Table of Contents
Zero-downtime deployment ensures your service remains available during updates. This guide covers proven strategies and implementation patterns.
Deployment Strategies
Three main approaches exist for zero-downtime deployments:
- Blue-Green: Run two identical environments, switch traffic instantly
- Rolling: Gradually replace instances one by one
- Canary: Route small percentage to new version first
Blue-Green Deployments
Maintain two production environments.

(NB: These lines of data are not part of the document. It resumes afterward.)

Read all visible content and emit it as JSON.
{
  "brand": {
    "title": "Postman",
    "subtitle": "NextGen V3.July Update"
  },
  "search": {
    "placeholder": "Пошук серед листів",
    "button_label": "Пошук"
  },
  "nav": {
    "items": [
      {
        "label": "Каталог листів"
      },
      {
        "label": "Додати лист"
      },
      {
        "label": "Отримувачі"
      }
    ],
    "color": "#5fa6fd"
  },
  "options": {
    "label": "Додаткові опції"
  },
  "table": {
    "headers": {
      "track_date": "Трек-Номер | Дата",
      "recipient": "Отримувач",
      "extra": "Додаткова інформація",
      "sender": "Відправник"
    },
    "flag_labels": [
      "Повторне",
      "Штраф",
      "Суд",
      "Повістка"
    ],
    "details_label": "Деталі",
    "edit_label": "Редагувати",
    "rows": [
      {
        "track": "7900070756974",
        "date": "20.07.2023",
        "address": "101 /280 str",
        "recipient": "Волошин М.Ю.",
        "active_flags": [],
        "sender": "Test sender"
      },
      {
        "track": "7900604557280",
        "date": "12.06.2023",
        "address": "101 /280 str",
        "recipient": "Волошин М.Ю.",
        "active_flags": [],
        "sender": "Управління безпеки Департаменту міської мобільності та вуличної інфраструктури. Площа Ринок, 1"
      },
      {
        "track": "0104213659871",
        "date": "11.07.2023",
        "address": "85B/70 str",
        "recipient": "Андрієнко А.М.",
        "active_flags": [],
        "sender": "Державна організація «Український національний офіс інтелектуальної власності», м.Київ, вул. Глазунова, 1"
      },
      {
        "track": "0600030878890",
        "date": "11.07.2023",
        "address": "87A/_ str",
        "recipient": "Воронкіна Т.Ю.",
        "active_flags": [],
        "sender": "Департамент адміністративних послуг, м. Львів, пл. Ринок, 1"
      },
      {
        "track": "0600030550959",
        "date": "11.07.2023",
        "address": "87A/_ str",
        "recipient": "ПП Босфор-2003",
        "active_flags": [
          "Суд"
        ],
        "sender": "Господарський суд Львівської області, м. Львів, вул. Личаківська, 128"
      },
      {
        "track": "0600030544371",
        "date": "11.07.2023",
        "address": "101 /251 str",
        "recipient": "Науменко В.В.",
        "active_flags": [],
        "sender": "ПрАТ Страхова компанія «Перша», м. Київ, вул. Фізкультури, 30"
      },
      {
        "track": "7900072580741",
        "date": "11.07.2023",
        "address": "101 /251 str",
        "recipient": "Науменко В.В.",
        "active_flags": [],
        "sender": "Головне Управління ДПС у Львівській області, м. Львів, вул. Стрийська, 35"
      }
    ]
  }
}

Deploy to inactive one, then switch:
# Deploy to green environment
kubectl apply -f deployment-green.yaml
# Verify green is healthy
kubectl get pods -l env=green
# Switch traffic
kubectl patch service myapp -p '{"spec":{"selector":{"env":"green"}}}'
# Monitor for issues
# If problems, switch back instantly
Advantages
- Instant rollback capability
- Test production environment before switching
- No mixed version state
Disadvantages
- Requires 2x infrastructure
- Database migrations need special handling
- Stateful applications are complex
Rolling Updates
Replace instances gradually to maintain availability:
apiVersion: apps/v1
kind: Deployment
metadata:
name: myapp
spec:
replicas: 6
strategy:
type: RollingUpdate
rollingUpdate:
maxSurge: 2 # Allow 2 extra pods during update
maxUnavailable: 1 # At most 1 pod down at a time
The update process:
- Create new pod with updated version
- Wait for health check to pass
- Terminate old pod
- Repeat until all pods updated
Health Checks
Critical for zero-downtime deployments. Implement both readiness and liveness probes:
livenessProbe:
httpGet:
path: /healthz
port: 8080
initialDelaySeconds: 10
periodSeconds: 5
readinessProbe:
httpGet:
path: /ready
port: 8080
initialDelaySeconds: 5
periodSeconds: 3
Your health endpoint should verify:
- Database connectivity
- Required dependencies availability
- Critical background workers running
Rollback Procedures
Always have a rollback plan. With Kubernetes:
# View deployment history
kubectl rollout history deployment/myapp
# Rollback to previous version
kubectl rollout undo deployment/myapp
# Rollback to specific revision
kubectl rollout undo deployment/myapp --to-revision=3
Automated Rollback
Implement automatic rollback on error rate threshold:
if error_rate > 5% for 2 minutes:
trigger rollback
alert oncall team
create incident
Summary
Zero-downtime deployment is achievable with proper planning. Choose the strategy that fits your constraints, implement comprehensive health checks, and always have a tested rollback procedure. Start with rolling updates for stateless services and consider blue-green for critical systems.